Dans ce jeu d’articulation des cadres de référence et du réaménagement de l’espace de rationalité dans la représentation des risques et de leurs conséquences, et dont on trouve au cœur les questions d’environnement et de santé publique, on arrive à un point névralgique où, inévitablement, « tôt ou tard, quelle que soit l’intensité de cette concrétisation, s’impose la question de l’acceptation, et avec elle l’éternelle question toujours d’actualité : comment voulons-nous vivre ? » (Beck, 1986[2001] : 51). Les enjeux théoriques se recoupent alors − bien que l’objet d’étude soit une résistance populaire contre un projet d’exploration uranifère − à une multitude de questions qui reposent sur la place de la connaissance scientifique et de l’expertise, et de la formation des systèmes-experts lorsqu’ils se lient aux différentes modalités de l’action collective.

En tâchant de tisser une perspective critique sur ces formes de connaissance et de rationalité, le pari de cette réflexion théorique fut de mettre en relief les transformations qui sont portées par cette « société du risque » dont la transformation de l’espace politique est des éléments que l’observateur ne peut manquer de constater. En explorant les contours de la modernisation réflexive, c’est ainsi principalement « les connaissances par les profanes des environnements à risque » (Giddens, 1990) que les tensions sont le plus à même d’influer sur les « relations publiques » et de la nécessité d’action par les populations locales. D’un point de vue empirique, ce sont donc ces multiples formes de démocraties expérimentales (Beck, 1986[2001]) qui font appel à autant de cadres de référence que le chercheur doit tâcher de mettre en lumière.
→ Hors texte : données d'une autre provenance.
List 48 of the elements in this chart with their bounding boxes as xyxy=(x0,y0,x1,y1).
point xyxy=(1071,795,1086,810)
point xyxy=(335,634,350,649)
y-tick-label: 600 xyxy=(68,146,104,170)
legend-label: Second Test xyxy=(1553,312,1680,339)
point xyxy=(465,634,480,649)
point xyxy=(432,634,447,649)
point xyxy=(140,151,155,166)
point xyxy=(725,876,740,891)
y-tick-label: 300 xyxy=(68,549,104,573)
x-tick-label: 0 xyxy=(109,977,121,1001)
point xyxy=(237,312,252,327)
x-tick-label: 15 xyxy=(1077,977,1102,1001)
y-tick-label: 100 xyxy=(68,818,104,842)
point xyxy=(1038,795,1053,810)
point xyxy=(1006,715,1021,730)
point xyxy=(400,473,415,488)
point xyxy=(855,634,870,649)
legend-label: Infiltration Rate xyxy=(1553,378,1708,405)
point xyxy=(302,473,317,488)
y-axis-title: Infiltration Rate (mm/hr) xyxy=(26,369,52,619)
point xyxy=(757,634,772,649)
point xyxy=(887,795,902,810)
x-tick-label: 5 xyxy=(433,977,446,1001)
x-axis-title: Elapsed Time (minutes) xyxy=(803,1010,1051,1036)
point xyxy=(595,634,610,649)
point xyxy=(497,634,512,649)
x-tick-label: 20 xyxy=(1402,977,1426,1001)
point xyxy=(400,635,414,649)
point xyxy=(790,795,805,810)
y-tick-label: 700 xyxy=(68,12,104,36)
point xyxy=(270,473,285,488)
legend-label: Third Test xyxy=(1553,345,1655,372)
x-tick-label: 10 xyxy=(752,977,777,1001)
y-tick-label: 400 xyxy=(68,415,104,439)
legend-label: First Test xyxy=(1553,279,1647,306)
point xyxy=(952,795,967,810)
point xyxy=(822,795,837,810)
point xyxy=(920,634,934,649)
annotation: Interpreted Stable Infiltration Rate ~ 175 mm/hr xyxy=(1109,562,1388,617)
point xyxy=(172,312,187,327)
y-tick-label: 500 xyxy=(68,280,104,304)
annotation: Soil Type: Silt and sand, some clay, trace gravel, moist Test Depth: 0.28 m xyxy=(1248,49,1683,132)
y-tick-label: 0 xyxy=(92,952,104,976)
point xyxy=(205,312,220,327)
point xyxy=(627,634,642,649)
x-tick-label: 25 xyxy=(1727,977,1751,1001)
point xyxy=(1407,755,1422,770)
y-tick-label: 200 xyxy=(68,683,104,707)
Ces lignes de tension investissent plus que jamais l’arène publique, appelant ainsi différents défis. Comme le mentionnait à juste titre l’écologiste Michel Jurdant (1988 : 354), « nous savons enfin que la libération du pouvoir de vivre de tous les humains ne peut se réaliser par des réformes à l’intérieur du système actuel, car cette libération implique un changement radical du pouvoir lui-même. Le défi écologiste passe donc bien par une révolution ».

Véritable défi ainsi, à l’analyse, que de comprendre les enjeux des luttes collectives dans le cas de projets d’exploration minière, lorsque ces « réalités » se lient à des cadres de référence où se confrontent différents pouvoirs d’expertises et de contre-

expertises, où les populations locales sont profondément interpellées par des situations de « mise en risque » et où enfin est mis à l’épreuve le fonctionnement des démocraties.

Chapitre 4

Analyse d’une résistance populaire contre un projet d’exploration minière

« Peu de choses suffisent à nous faire taire, Le plus important.

L’inquiétude conserve ce qui nous unit ». Martin-Pierre Tremblay (1993)

À la lumière des théories avancées par Anthony Giddens et Ulrich Beck propre à décrire les transformations sociales caractéristiques de la modernité réflexive (du risque); l’institutionnalisation du doute, le désenchantement de la science, le danger inhérent caractéristique de la science moderne, contingence et crise de l’avenir, ainsi que la formation des systèmes-experts, l’avènement d’une « subpolitique », et enfin, l’omniprésence de la « crise écologique » dans l’arène publique, on peut ainsi situer une lutte collective contre un projet d’exploration uranifère qui s’est manifestée au sein de la municipalité septilienne. Tel que mentionné antérieurement, cette ville peut être considérée comme un observatoire privilégié pour comprendre la manière dont se ficellent ces profondes transformations, et ce à la lumière d’une matérialisation concrète d’un cas de résistance populaire contre un projet d’exploration minière; cette région nord- côtière est au cœur d’une ébullition accélérée de grand développement économique tel que vu au premier chapitre. En effet, on ne saurait comprendre cette résistance en dehors du cadre dans lequel, le cycle actuel de croissance façonne le quotidien de cette communauté et, restructure de manière accentuée le rapport au territoire et à l’avenir.